What Is The Difference Between CBD and THC?

Whether you consider yourself a pro-cannabis user or a cannabis amature, learning the differences between THC and CBD is an advantage. Most people don’t know about the different cannabinoids and how they can work in different ways.

THC causes the following effects:

  1. Makes you feel high
  2. Stimulates your appetite
  3. Fights insomnia
  4. Lessening depression and anxiety symptoms

CBD causes the following effects:

  1. Is non-psychoactive, meaning it does not produce the high effect like THC does
  2. It has healing properties
  3. It can counter the cerebral effects of THC
  4. Can be used as a treatment for those who have a cancer

THC in Medicine

THC is a useful treatment to overcome nausea and to stop vomiting. It is also great as an appetite stimulant. Because of this, it has been proven as a great form medication for those undergoing cancer treatment or those who suffer from AIDS. THC has also been clinically proven to kill cancer cells while keeping good cells healthy and preventing them from becoming unhealthy. THC can also treat a person who suffers from:

  1. Spasticity
  2. Pain
  3. Spasms
  4. Huntington’s disease
  5. Parkinson’s disease
  6. Alzheimer’s disease
  7. Tourette’s Syndrome
  8. Epilepsy
  9. And many more

According to one study THC is capable of stimulating brain cell production (or neurogenesis). Scientist believed that THC is useful for protecting brain cells from damage due to lack of:

  1. Oxygen
  2. Toxic drug
  3. Seizures

It has been said that it can fight depression because people suffer with depression when there is not enough new brain cells generated in the hippocampus.

Side Effects of THC

THC is the compound which gives cannabis users a euphoric “high”. Some of the potential consequences of this include:

  1. Heart palpitations
  2. Feeling disoriented and unease
  3. Breathlessness
  4. Paranoia
  5. Vomiting

Some schools of thought claim that those with mental illnesses are also prone to adverse effects from THC. There are some studies which support the theory that THC could worsen mental illnesses. One of the examples is schizophrenia as it has a risk of symptom relapse while under the influence of THC. However, this statement is not clinically proven and more in depth studies are needed before any conclusive claims can be made.

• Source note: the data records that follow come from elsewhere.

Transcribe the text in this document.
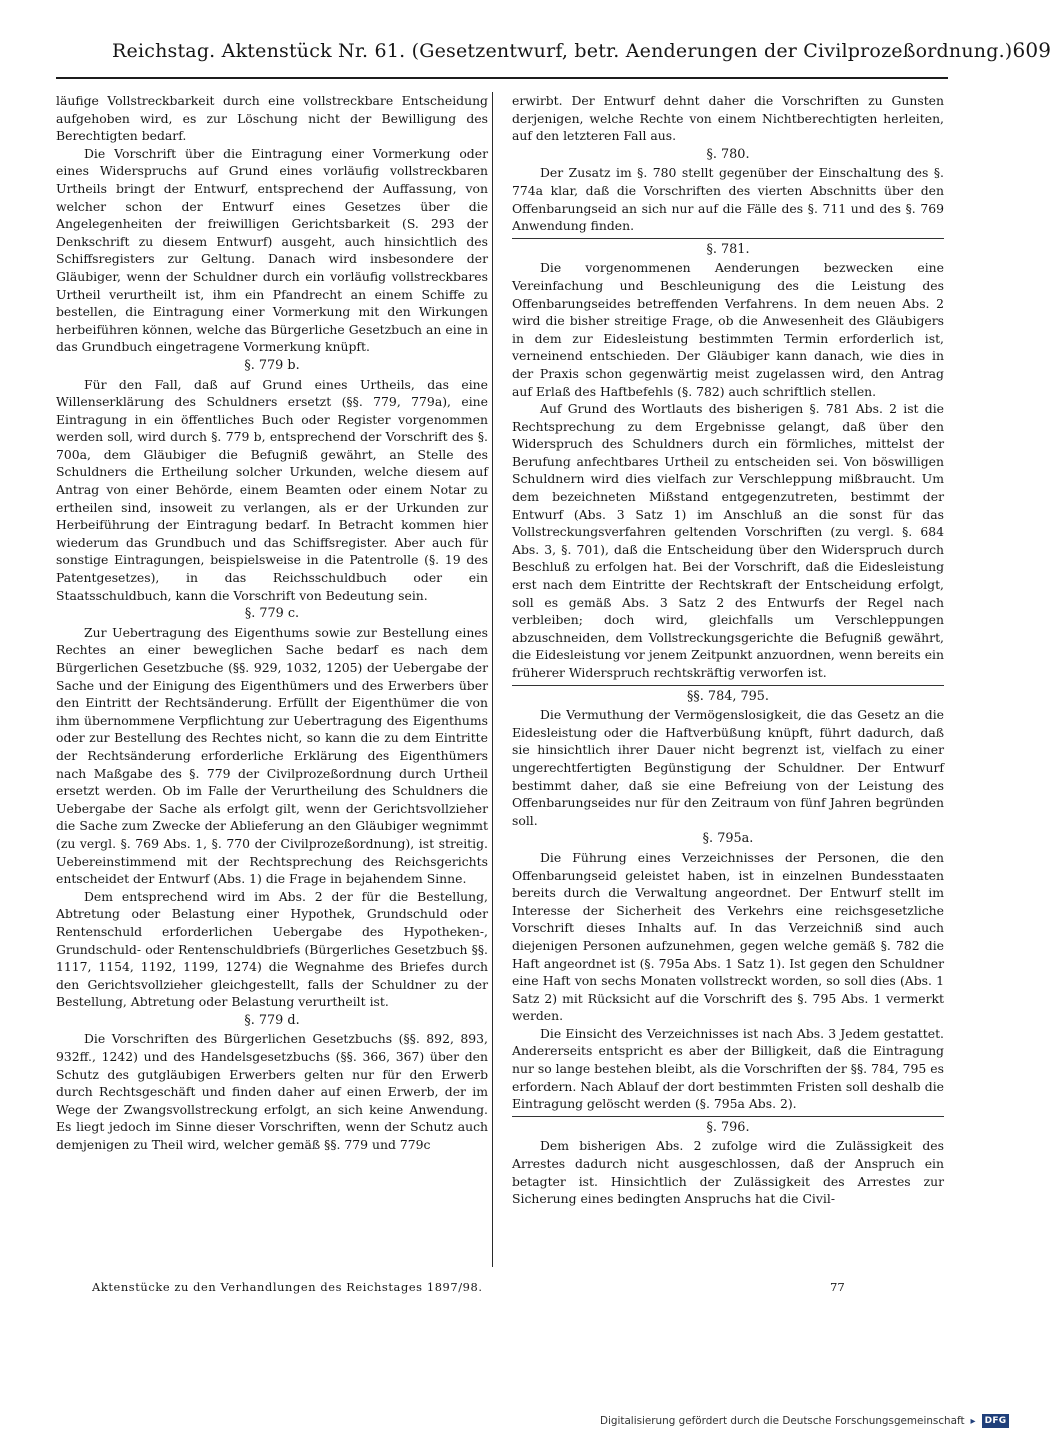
Reichstag. Aktenstück Nr. 61. (Gesetzentwurf, betr. Aenderungen der Civilprozeßordnung.) 609

läufige Vollstreckbarkeit durch eine vollstreckbare Entscheidung aufgehoben wird, es zur Löschung nicht der Bewilligung des Berechtigten bedarf.

Die Vorschrift über die Eintragung einer Vormerkung oder eines Widerspruchs auf Grund eines vorläufig vollstreckbaren Urtheils bringt der Entwurf, entsprechend der Auffassung, von welcher schon der Entwurf eines Gesetzes über die Angelegenheiten der freiwilligen Gerichtsbarkeit (S. 293 der Denkschrift zu diesem Entwurf) ausgeht, auch hinsichtlich des Schiffsregisters zur Geltung. Danach wird insbesondere der Gläubiger, wenn der Schuldner durch ein vorläufig vollstreckbares Urtheil verurtheilt ist, ihm ein Pfandrecht an einem Schiffe zu bestellen, die Eintragung einer Vormerkung mit den Wirkungen herbeiführen können, welche das Bürgerliche Gesetzbuch an eine in das Grundbuch eingetragene Vormerkung knüpft.

§. 779 b.

Für den Fall, daß auf Grund eines Urtheils, das eine Willenserklärung des Schuldners ersetzt (§§. 779, 779a), eine Eintragung in ein öffentliches Buch oder Register vorgenommen werden soll, wird durch §. 779 b, entsprechend der Vorschrift des §. 700a, dem Gläubiger die Befugniß gewährt, an Stelle des Schuldners die Ertheilung solcher Urkunden, welche diesem auf Antrag von einer Behörde, einem Beamten oder einem Notar zu ertheilen sind, insoweit zu verlangen, als er der Urkunden zur Herbeiführung der Eintragung bedarf. In Betracht kommen hier wiederum das Grundbuch und das Schiffsregister. Aber auch für sonstige Eintragungen, beispielsweise in die Patentrolle (§. 19 des Patentgesetzes), in das Reichsschuldbuch oder ein Staatsschuldbuch, kann die Vorschrift von Bedeutung sein.

§. 779 c.

Zur Uebertragung des Eigenthums sowie zur Bestellung eines Rechtes an einer beweglichen Sache bedarf es nach dem Bürgerlichen Gesetzbuche (§§. 929, 1032, 1205) der Uebergabe der Sache und der Einigung des Eigenthümers und des Erwerbers über den Eintritt der Rechtsänderung. Erfüllt der Eigenthümer die von ihm übernommene Verpflichtung zur Uebertragung des Eigenthums oder zur Bestellung des Rechtes nicht, so kann die zu dem Eintritte der Rechtsänderung erforderliche Erklärung des Eigenthümers nach Maßgabe des §. 779 der Civilprozeßordnung durch Urtheil ersetzt werden. Ob im Falle der Verurtheilung des Schuldners die Uebergabe der Sache als erfolgt gilt, wenn der Gerichtsvollzieher die Sache zum Zwecke der Ablieferung an den Gläubiger wegnimmt (zu vergl. §. 769 Abs. 1, §. 770 der Civilprozeßordnung), ist streitig. Uebereinstimmend mit der Rechtsprechung des Reichsgerichts entscheidet der Entwurf (Abs. 1) die Frage in bejahendem Sinne.

Dem entsprechend wird im Abs. 2 der für die Bestellung, Abtretung oder Belastung einer Hypothek, Grundschuld oder Rentenschuld erforderlichen Uebergabe des Hypotheken-, Grundschuld- oder Rentenschuldbriefs (Bürgerliches Gesetzbuch §§. 1117, 1154, 1192, 1199, 1274) die Wegnahme des Briefes durch den Gerichtsvollzieher gleichgestellt, falls der Schuldner zu der Bestellung, Abtretung oder Belastung verurtheilt ist.

§. 779 d.

Die Vorschriften des Bürgerlichen Gesetzbuchs (§§. 892, 893, 932ff., 1242) und des Handelsgesetzbuchs (§§. 366, 367) über den Schutz des gutgläubigen Erwerbers gelten nur für den Erwerb durch Rechtsgeschäft und finden daher auf einen Erwerb, der im Wege der Zwangsvollstreckung erfolgt, an sich keine Anwendung. Es liegt jedoch im Sinne dieser Vorschriften, wenn der Schutz auch demjenigen zu Theil wird, welcher gemäß §§. 779 und 779c

erwirbt. Der Entwurf dehnt daher die Vorschriften zu Gunsten derjenigen, welche Rechte von einem Nichtberechtigten herleiten, auf den letzteren Fall aus.

§. 780.

Der Zusatz im §. 780 stellt gegenüber der Einschaltung des §. 774a klar, daß die Vorschriften des vierten Abschnitts über den Offenbarungseid an sich nur auf die Fälle des §. 711 und des §. 769 Anwendung finden.

§. 781.

Die vorgenommenen Aenderungen bezwecken eine Vereinfachung und Beschleunigung des die Leistung des Offenbarungseides betreffenden Verfahrens. In dem neuen Abs. 2 wird die bisher streitige Frage, ob die Anwesenheit des Gläubigers in dem zur Eidesleistung bestimmten Termin erforderlich ist, verneinend entschieden. Der Gläubiger kann danach, wie dies in der Praxis schon gegenwärtig meist zugelassen wird, den Antrag auf Erlaß des Haftbefehls (§. 782) auch schriftlich stellen.

Auf Grund des Wortlauts des bisherigen §. 781 Abs. 2 ist die Rechtsprechung zu dem Ergebnisse gelangt, daß über den Widerspruch des Schuldners durch ein förmliches, mittelst der Berufung anfechtbares Urtheil zu entscheiden sei. Von böswilligen Schuldnern wird dies vielfach zur Verschleppung mißbraucht. Um dem bezeichneten Mißstand entgegenzutreten, bestimmt der Entwurf (Abs. 3 Satz 1) im Anschluß an die sonst für das Vollstreckungsverfahren geltenden Vorschriften (zu vergl. §. 684 Abs. 3, §. 701), daß die Entscheidung über den Widerspruch durch Beschluß zu erfolgen hat. Bei der Vorschrift, daß die Eidesleistung erst nach dem Eintritte der Rechtskraft der Entscheidung erfolgt, soll es gemäß Abs. 3 Satz 2 des Entwurfs der Regel nach verbleiben; doch wird, gleichfalls um Verschleppungen abzuschneiden, dem Vollstreckungsgerichte die Befugniß gewährt, die Eidesleistung vor jenem Zeitpunkt anzuordnen, wenn bereits ein früherer Widerspruch rechtskräftig verworfen ist.

§§. 784, 795.

Die Vermuthung der Vermögenslosigkeit, die das Gesetz an die Eidesleistung oder die Haftverbüßung knüpft, führt dadurch, daß sie hinsichtlich ihrer Dauer nicht begrenzt ist, vielfach zu einer ungerechtfertigten Begünstigung der Schuldner. Der Entwurf bestimmt daher, daß sie eine Befreiung von der Leistung des Offenbarungseides nur für den Zeitraum von fünf Jahren begründen soll.

§. 795a.

Die Führung eines Verzeichnisses der Personen, die den Offenbarungseid geleistet haben, ist in einzelnen Bundesstaaten bereits durch die Verwaltung angeordnet. Der Entwurf stellt im Interesse der Sicherheit des Verkehrs eine reichsgesetzliche Vorschrift dieses Inhalts auf. In das Verzeichniß sind auch diejenigen Personen aufzunehmen, gegen welche gemäß §. 782 die Haft angeordnet ist (§. 795a Abs. 1 Satz 1). Ist gegen den Schuldner eine Haft von sechs Monaten vollstreckt worden, so soll dies (Abs. 1 Satz 2) mit Rücksicht auf die Vorschrift des §. 795 Abs. 1 vermerkt werden.

Die Einsicht des Verzeichnisses ist nach Abs. 3 Jedem gestattet. Andererseits entspricht es aber der Billigkeit, daß die Eintragung nur so lange bestehen bleibt, als die Vorschriften der §§. 784, 795 es erfordern. Nach Ablauf der dort bestimmten Fristen soll deshalb die Eintragung gelöscht werden (§. 795a Abs. 2).

§. 796.

Dem bisherigen Abs. 2 zufolge wird die Zulässigkeit des Arrestes dadurch nicht ausgeschlossen, daß der Anspruch ein betagter ist. Hinsichtlich der Zulässigkeit des Arrestes zur Sicherung eines bedingten Anspruchs hat die Civil-

Aktenstücke zu den Verhandlungen des Reichstages 1897/98.	77
Digitalisierung gefördert durch die Deutsche Forschungsgemeinschaft ▸	DFG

A current scientific study shows that THC works in conjunction with the different cannabinoid compounds that are also present. The interaction between THC and the rest of the cannabinoid family will mean that medical research will be more complicated than first thought. But it may also reveal that the benefits of THC are broader and more diverse than even the most optimistic predictions.

THC remains an illegal substance in much of The United States. If considering purchasing THC for medical purposes, it’s essential that you double and triple check your state laws beforehand. It’s also vital to consult your family doctor, especially if you are already undergoing an established treatment plan for an existing illness. This is because very little is known about how THC interacts with other pharmaceuticals and in order for your doctor to treat you well, he or she needs to know all the facts.

Even now, there is much to be learned about THC. Scientists and researchers are working tirelessly to unearth the facts about this compound and how it can affect our bodies. As more and more states legalize cannabis for recreational use, and the FDA approves the first cannabis based drug, the future for THC looks bright.